A brief introduction to FPGAs
Table of Contents
1. Introduction
This document is meant as an introduction to FPGAs. It covers different aspects related to FPGA hardware, architecture and software tools, as well as the various application domains.
FPGAs (Field-Programmable Gate Arrays) are customizable integrated circuits consisting of a network of blocks designed to be configured programmatically post manufacturing. FPGAs can be used to implement solutions to any computable problem (architectural specialization) but they were initially designed to add glue logic between circuit board components. Nowadays, the use cases for FPGAs have broadened due to the advent of Big Data and Machine Learning, and the need for higher data processing performance and customizable hardware.
2. FPGA architecture
Every FPGA comes with a limited number of configurable logic blocks, fixed function blocks (adder, multiplier, …), and I/O blocks that a programmer can arrange into any desired configuration programmatically. The following subsections present the major FPGA components and their key characteristics.

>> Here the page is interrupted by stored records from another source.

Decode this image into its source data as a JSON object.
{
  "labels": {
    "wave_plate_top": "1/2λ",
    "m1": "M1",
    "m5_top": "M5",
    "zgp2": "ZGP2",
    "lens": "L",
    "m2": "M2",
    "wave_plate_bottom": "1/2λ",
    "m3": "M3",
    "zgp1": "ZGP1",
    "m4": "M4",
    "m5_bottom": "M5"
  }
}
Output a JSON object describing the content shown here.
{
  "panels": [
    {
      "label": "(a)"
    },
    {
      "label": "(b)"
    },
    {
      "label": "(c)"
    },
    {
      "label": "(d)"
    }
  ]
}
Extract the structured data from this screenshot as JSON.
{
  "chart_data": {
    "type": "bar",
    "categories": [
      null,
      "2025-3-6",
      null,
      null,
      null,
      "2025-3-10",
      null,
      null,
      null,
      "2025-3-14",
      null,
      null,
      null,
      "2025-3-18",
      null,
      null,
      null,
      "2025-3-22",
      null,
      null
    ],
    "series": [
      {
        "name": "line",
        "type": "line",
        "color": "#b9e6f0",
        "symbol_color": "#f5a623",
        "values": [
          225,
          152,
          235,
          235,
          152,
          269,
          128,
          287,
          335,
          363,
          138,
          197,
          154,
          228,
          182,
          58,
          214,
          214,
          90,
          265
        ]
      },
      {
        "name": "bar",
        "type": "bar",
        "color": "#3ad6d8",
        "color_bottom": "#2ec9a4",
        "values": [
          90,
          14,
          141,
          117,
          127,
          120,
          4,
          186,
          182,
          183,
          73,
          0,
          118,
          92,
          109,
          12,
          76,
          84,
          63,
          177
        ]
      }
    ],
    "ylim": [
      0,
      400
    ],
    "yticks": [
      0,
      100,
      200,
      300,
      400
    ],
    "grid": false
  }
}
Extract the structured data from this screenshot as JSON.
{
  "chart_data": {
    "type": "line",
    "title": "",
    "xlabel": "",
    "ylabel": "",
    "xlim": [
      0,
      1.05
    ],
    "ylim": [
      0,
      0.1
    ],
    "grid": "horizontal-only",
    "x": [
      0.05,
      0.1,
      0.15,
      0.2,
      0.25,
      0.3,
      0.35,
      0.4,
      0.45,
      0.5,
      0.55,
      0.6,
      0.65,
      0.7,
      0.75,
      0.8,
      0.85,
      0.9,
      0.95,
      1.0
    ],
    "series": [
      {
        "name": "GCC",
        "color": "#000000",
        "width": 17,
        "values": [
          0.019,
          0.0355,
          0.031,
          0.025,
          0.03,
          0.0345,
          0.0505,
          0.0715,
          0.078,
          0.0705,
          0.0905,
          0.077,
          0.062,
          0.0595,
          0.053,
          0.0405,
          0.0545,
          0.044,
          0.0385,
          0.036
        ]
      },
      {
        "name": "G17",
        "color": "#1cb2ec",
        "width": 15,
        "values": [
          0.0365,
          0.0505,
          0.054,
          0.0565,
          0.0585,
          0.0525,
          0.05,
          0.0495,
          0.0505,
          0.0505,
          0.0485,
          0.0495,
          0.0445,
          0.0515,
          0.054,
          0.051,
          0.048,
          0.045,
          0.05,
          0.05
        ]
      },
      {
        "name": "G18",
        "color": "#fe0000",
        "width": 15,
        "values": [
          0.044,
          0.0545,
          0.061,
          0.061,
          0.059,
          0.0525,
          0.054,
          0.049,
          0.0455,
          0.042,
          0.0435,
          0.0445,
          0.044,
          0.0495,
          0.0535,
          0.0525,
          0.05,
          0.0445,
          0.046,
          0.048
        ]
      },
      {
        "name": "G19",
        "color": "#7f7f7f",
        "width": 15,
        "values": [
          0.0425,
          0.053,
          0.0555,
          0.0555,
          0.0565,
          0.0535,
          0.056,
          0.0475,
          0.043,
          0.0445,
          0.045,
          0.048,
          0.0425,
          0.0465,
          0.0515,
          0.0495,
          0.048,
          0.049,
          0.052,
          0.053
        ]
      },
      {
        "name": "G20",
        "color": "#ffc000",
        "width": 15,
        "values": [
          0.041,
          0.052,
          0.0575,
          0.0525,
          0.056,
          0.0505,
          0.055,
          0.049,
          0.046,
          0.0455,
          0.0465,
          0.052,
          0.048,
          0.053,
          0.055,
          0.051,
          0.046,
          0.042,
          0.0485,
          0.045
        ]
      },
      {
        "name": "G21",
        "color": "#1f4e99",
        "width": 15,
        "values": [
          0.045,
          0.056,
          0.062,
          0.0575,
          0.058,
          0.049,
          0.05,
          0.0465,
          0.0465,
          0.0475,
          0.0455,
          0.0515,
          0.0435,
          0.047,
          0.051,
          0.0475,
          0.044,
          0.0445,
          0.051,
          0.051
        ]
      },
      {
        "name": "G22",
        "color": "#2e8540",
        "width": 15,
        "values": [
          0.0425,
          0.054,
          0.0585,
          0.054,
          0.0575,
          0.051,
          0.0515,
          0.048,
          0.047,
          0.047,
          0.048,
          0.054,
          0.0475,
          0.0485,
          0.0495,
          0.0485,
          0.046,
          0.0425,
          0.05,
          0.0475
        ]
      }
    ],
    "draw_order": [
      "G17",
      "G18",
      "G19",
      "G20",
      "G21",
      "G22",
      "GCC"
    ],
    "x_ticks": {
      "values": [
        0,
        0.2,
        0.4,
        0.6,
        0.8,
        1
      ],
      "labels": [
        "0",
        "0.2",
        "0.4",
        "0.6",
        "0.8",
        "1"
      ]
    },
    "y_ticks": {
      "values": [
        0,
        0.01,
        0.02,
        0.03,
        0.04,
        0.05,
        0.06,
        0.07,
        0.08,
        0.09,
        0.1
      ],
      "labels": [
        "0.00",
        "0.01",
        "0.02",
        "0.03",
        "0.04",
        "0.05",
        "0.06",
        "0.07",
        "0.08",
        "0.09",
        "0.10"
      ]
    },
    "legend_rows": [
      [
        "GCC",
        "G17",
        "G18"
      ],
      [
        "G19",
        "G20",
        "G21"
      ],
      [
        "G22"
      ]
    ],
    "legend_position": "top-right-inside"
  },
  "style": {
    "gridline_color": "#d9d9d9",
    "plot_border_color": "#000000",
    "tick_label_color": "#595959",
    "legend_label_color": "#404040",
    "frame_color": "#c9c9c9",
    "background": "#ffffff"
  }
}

2.1. Logic and fixed function blocks
The most common FPGA block, called configurable logic block - CLB for short, consists of logical cells that can be configured to perform combinatorial functions, to act as a logic gate (i.e. or, and, xor, …) or as a memory block (i.e. D flip-flop or a RAM block). In addition to the CLB, I/O blocks are also implemented to allow the FPGA to communicate with the outside world. All these blocks are connected through a configurable network that allows a very high flexibility and adaptability.
Below (Figure 1) is a diagram showcasing a logic FPGA cell (b) as well as the topology and placement of the main blocks (a).
Figure 1: Topology of an FPGA (a), CLB (b)
As we can observe on the figure above, a CLB contains two main elements: a LUT (Look-Up table), and a D flip-flop. Most of the CLB's logic (or, and, xor, …) is implemented as truth tables using SRAM cells in the form of LUTs. The figure below shows the process of implementing a 3-input logic combinatorial function (y = (a & b ) | !c) using a 3-input LUT. For more about how a multiplexer is implemented, see Appendix A.
Figure 2: CLB LUT programming
In addition to logic operators, most modern FPGAs offer fixed function blocks in order to enhance performance and allow programmers to use ready-made functional atomic blocks to build larger operations. This is useful for building arithmetic units such as 32-bit adders or multipliers for signal processing. For example, the Xilinx Virtex-5 FPGA comes with prebuilt multiply-accumulate floating-point units aimed at accelerating DSP algorithms (see figure below).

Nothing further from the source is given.